HCV PATHOGENESIS
HCV is a very successful pathogen infecting over 170 million people worldwide. Chronic HCV infection is established in over 85% of cases, and approximately 70% of these individuals develop cirrhosis or hepatocellular carcinoma. There is currently no vaccine and many strains are resistant to the drugs in use. Understanding how HCV evades the antiviral response will contribute towards the development of improved treatment strategies. This is the focus of one of the research projects in my laboratory. One of the tools HCV uses against the cell is a virally encoded signal transduction modulator protein NS5A, which binds to dsRNA-dependent protein kinase (PKR) and inhibits its activation. This prevents the expression of cytokines like Interferon-beta (IFN-beta), which is required to induce the antiviral state in the infected organism. This allows the virus to persist in the infected cells of the liver.
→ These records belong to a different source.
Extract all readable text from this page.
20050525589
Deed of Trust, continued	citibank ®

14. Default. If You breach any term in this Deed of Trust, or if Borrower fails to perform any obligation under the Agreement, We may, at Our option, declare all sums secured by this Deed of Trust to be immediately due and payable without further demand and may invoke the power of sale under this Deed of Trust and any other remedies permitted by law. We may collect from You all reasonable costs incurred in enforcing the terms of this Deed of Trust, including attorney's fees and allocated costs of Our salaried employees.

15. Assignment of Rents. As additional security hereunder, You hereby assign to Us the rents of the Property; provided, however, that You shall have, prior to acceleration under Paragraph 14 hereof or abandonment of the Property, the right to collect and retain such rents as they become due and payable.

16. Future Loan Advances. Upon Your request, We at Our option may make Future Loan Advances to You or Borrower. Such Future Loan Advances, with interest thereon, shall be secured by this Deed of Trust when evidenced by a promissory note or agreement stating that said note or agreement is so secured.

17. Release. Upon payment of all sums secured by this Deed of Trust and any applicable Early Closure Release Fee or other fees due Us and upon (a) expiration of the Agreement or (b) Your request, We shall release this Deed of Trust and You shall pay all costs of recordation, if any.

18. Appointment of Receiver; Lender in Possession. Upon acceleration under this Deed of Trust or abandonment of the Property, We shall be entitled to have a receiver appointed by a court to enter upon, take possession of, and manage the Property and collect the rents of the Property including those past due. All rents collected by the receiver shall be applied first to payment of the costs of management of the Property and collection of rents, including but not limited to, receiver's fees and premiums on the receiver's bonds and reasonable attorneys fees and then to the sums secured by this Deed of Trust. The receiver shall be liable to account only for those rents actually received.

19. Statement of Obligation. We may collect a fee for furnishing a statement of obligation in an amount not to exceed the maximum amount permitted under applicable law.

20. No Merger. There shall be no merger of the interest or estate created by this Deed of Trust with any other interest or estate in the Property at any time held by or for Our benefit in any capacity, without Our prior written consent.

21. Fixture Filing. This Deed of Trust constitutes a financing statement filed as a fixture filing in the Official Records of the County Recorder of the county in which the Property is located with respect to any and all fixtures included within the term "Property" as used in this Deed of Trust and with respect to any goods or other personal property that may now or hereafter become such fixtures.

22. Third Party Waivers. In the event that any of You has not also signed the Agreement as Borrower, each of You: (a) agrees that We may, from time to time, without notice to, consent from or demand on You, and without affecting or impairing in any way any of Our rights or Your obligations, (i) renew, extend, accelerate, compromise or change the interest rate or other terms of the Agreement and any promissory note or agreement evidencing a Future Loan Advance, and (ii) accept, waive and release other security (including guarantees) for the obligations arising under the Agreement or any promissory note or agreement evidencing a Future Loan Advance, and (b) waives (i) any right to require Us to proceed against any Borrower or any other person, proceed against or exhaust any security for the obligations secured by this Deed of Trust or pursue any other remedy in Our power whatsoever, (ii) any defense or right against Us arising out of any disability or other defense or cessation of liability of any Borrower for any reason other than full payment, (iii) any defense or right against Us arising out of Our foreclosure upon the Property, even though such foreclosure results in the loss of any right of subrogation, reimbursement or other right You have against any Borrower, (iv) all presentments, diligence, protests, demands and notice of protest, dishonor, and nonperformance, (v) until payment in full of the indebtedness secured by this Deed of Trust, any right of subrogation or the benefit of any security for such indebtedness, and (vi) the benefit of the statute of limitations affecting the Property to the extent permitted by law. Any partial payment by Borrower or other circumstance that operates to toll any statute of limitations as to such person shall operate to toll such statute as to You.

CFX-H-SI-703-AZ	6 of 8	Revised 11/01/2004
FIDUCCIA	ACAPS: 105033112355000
An essential part of the antiviral response is induction of apoptosis in the infected cell. NS5A expression significantly decreases cellular sensitivity to the apoptosis-inducing drug Etoposide. The second focus of research in our laboratory is to understand the connection, if any, between the inhibition of apoptosis in the infected cell and the development of hepatocellular carcinoma.

A third project involves the identification of drugs that can inhibit NS5A. To do this we are using the promoter of the IFN-beta gene linked to the coding sequence of the enhanced green fluorescence protein (eGFP) gene. We are using the expression of eGFP following viral infection to test plant extracts for inhibitory activity against NS5A.

TISSUE ENGINEERING
In collaboration with Dr. Jeffrey Coffer of the TCU Chemistry Department, we are growing mouse stromal cells on a scaffold made up of Poly-caprolactone (PCL) and a modified form of silicon (BioSilicon). These MSCs are capable of differentiating into osteoblasts as evidenced by the appearance of markers specific to this cell type. The long-term goal is to test the ability of the system to induce bone growth and repair.